消えた神社の怪異、これにて落着
朝、酒呑童子たちに別れを告げて出発する。
このまままっすぐ進めば山から下りられると言われ、道なりに進むとそこには消えていたはずの神社があった。
どうしてもあの家のことが気になって少し戻ってみると、そこには家屋はなく大きな洞窟と立て看板が立てられている。
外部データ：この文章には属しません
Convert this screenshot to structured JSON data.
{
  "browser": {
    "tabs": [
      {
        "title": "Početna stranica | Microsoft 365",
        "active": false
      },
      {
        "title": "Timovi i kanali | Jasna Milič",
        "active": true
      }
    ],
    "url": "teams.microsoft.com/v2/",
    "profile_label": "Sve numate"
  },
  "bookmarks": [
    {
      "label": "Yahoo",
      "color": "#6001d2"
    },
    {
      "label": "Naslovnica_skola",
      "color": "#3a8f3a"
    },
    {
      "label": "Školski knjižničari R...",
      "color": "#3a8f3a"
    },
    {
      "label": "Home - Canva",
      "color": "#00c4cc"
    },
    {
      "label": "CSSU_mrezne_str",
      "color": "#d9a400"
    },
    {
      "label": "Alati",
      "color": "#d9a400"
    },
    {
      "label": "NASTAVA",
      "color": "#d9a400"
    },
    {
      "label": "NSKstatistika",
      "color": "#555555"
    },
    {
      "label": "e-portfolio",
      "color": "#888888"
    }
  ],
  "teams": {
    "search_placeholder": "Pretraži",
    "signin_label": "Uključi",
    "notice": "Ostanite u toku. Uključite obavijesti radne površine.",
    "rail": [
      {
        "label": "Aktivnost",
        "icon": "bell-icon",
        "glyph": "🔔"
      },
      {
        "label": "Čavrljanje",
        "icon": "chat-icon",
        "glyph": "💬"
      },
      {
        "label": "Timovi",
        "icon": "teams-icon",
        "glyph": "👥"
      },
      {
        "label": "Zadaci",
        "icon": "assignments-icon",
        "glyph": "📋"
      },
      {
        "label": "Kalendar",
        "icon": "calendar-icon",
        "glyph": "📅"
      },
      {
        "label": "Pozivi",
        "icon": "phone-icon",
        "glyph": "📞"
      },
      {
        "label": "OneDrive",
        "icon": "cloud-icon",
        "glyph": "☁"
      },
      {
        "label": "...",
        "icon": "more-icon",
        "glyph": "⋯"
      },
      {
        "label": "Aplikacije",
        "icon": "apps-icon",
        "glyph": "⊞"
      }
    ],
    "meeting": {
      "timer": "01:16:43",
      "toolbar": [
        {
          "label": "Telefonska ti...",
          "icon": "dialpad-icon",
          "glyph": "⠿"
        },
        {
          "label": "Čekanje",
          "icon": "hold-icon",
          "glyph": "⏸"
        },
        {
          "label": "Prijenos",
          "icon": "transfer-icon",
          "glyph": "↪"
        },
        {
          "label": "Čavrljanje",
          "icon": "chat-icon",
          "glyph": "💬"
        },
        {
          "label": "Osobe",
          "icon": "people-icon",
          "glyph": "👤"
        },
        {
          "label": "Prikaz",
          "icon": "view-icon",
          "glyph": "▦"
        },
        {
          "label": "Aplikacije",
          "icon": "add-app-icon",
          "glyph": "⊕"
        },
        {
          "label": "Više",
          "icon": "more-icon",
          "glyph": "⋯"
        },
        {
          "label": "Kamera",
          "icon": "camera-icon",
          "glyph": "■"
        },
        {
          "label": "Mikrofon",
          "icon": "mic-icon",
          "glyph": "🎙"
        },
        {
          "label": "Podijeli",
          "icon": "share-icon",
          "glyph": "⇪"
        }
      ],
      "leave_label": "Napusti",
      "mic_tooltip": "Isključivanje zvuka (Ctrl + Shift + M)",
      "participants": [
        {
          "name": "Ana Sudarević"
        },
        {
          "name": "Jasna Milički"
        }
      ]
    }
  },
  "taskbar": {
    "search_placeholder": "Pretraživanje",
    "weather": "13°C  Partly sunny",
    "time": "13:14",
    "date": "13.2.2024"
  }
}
その看板には「鬼の洞窟」と書かれており、洞窟の中には小さな社が置いてある。
あれも酒呑童子による幻だったのだろうか。
「うーん、とりあえず神社に参拝して帰ろうか?」
「そうやな、何か御利益あるやろ。」
「酒呑童子を祀ってるこの神社は、首から上の病気に御利益があるからな。」
「はぇー・・・そういう御利益もあるんやなぁ・・・」
本殿に参拝をして帰り路に向かう。
今度は舗装された道がずーっと下に向かって続いていた。
その一本道をゆっくりと歩いて下っていく。
すると突然、先頭を歩いていた奈古が何かを思いついたのか、こちらを向いて話しかけてきた。
「そういえばさ、来年どうする?」
「また来るのか?」
「せっかくめぐり合えたんだからまた逢いたいなって。」
「そうやなぁ、また縁があったらとちゃうか?」
「ま、縁があったらだな。」
確かに来年も訪れたいと思ってしまうが、さすがに迷惑ではなかろうか。
それに彼らは鬼なのだ。今回は食われなかったが、次はどうなるかわかったもんじゃない。
だが、恐れ多い鬼であると同時に彼は信仰される神霊でもあるのだ。おそらく食われるという事はないだろう。
誰でもない、あの酒呑童子が食わないといったのだ。鬼に横道なし。俺はそれを信じたいと思う。